Page 87 of The Backup Plan
Well, thanks to my Kentucky fan base, I am now a country guitarist in my free time. Put a farmer’s tan on a quarterback’s body, and I AM the Rust Belt.
Cameron
When you put it that way, I endorse that endorsement.
Dale
What’s yours, Cambelina?
Cameron
Home Depot. All the power tools, and I look fetching in orange.
I’ve got diamond-tipped drill bits, Marsh.
Marshall
Is that a pick-up line?
Cameron
Would you like it to be?
Hayden
I’ll bring you a moon rock, Cam. Make me a Heisman.
Dale
Won’t get one any other way.
Cory
Hey, as long as we’re all on, I’ve been meaning to talk to you guys about finances.
Cameron snickered as he watched his friends’ names disappear from the chat when Cory brought up money. He’d been trying for two weeks to get everyone together for a lecture on endorsements and collectives and red flags to look for when considering deals. No one wanted to burst the bubble and agree with Cory that it was unsustainable and probably dangerous.
One day, it would come crashing down around everyone’s ears and there would be talk of collective bargaining and profit-sharing and new taxes. Their college years would be known as ‘the good old days’ between the legislation that allowed college athletes to get paid and the inevitable legislation that curbed the insanity. Until then, they and most of their teammates were happy to take the bag and run.
Already, Cam had socked away enough for a comfortable life as an unemployed artist in Europe for two very frugal years, by his best estimates. The payout for the current season would triple that. His money management firm in Nashville was ordered to make conservative, long-term investments instead of short gains. In a few short years, he would check the scores and follow his friends’ careers from Florence and Vienna and Bordeaux, where football meant soccer.
But he would rather not do it alone.
The drawing studio was usually empty during the mid-day class period when he met Avery in the lounge, but when Cam saw the light on, he knew who he’d find inside.

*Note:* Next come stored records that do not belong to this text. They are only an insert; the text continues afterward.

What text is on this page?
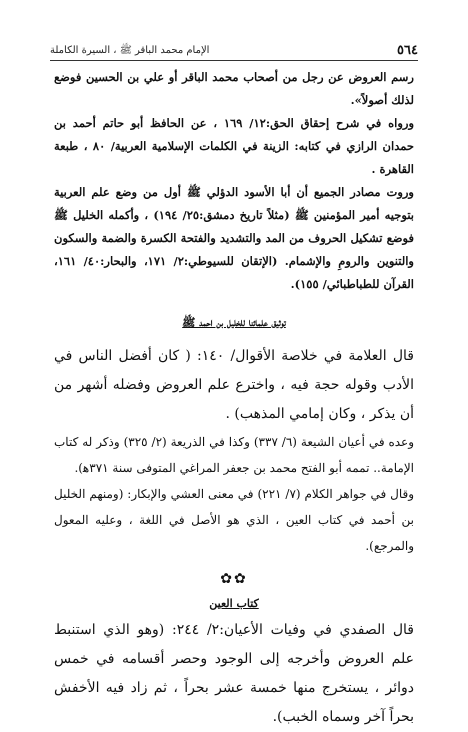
٥٦٤
الإمام محمد الباقر ﷺ ، السيرة الكاملة

رسم العروض عن رجل من أصحاب محمد الباقر أو علي بن الحسين فوضع لذلك أصولاً».

ورواه في شرح إحقاق الحق:١٢/ ١٦٩ ، عن الحافظ أبو حاتم أحمد بن حمدان الرازي في كتابه: الزينة في الكلمات الإسلامية العربية/ ٨٠ ، طبعة القاهرة .

وروت مصادر الجميع أن أبا الأسود الدؤلي ﷺ أول من وضع علم العربية بتوجيه أمير المؤمنين ﷺ (مثلاً تاريخ دمشق:٢٥/ ١٩٤) ، وأكمله الخليل ﷺ فوضع تشكيل الحروف من المد والتشديد والفتحة الكسرة والضمة والسكون والتنوين والرومِ والإشمام. (الإتقان للسيوطي:٢/ ١٧١، والبحار:٤٠/ ١٦١، القرآن للطباطبائي/ ١٥٥).

توثيق علمائنا للخليل بن احمد ﷺ

قال العلامة في خلاصة الأقوال/ ١٤٠: ( كان أفضل الناس في الأدب وقوله حجة فيه ، واخترع علم العروض وفضله أشهر من أن يذكر ، وكان إمامي المذهب) .

وعده في أعيان الشيعة (٦/ ٣٣٧) وكذا في الذريعة (٢/ ٣٢٥) وذكر له كتاب الإمامة.. تممه أبو الفتح محمد بن جعفر المراغي المتوفى سنة ٣٧١ه‍).

وقال في جواهر الكلام (٧/ ٢٢١) في معنى العشي والإبكار: (ومنهم الخليل بن أحمد في كتاب العين ، الذي هو الأصل في اللغة ، وعليه المعول والمرجع).

✿✿
كتاب العين

قال الصفدي في وفيات الأعيان:٢/ ٢٤٤: (وهو الذي استنبط علم العروض وأخرجه إلى الوجود وحصر أقسامه في خمس دوائر ، يستخرج منها خمسة عشر بحراً ، ثم زاد فيه الأخفش بحراً آخر وسماه الخبب).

She looked up at the sound of his footsteps. “Hey,” she said, smiling as he closed the door. “I was just drawing on you.”
“You were what?”
“Come see.”
She’d scanned, enlarged, and printed a half-dozen copies of his magazine photos in grayscale, and doodled on his right arm in each one. “I like the start of that one the best,” she said, poking it with a pencil. “Got your bumble bee front and center.”
“Good and fluffy. I look kind of badass with all that.” He tilted his head and followed the vine of interlocking flowers and football uprights to the scoreboard at the Star Bowl. “Check this tough guy out.”
“You had birds on your list, and I saved a place so I could ask you what kind.”
“That’s for you to pick. Birds remind me of you.”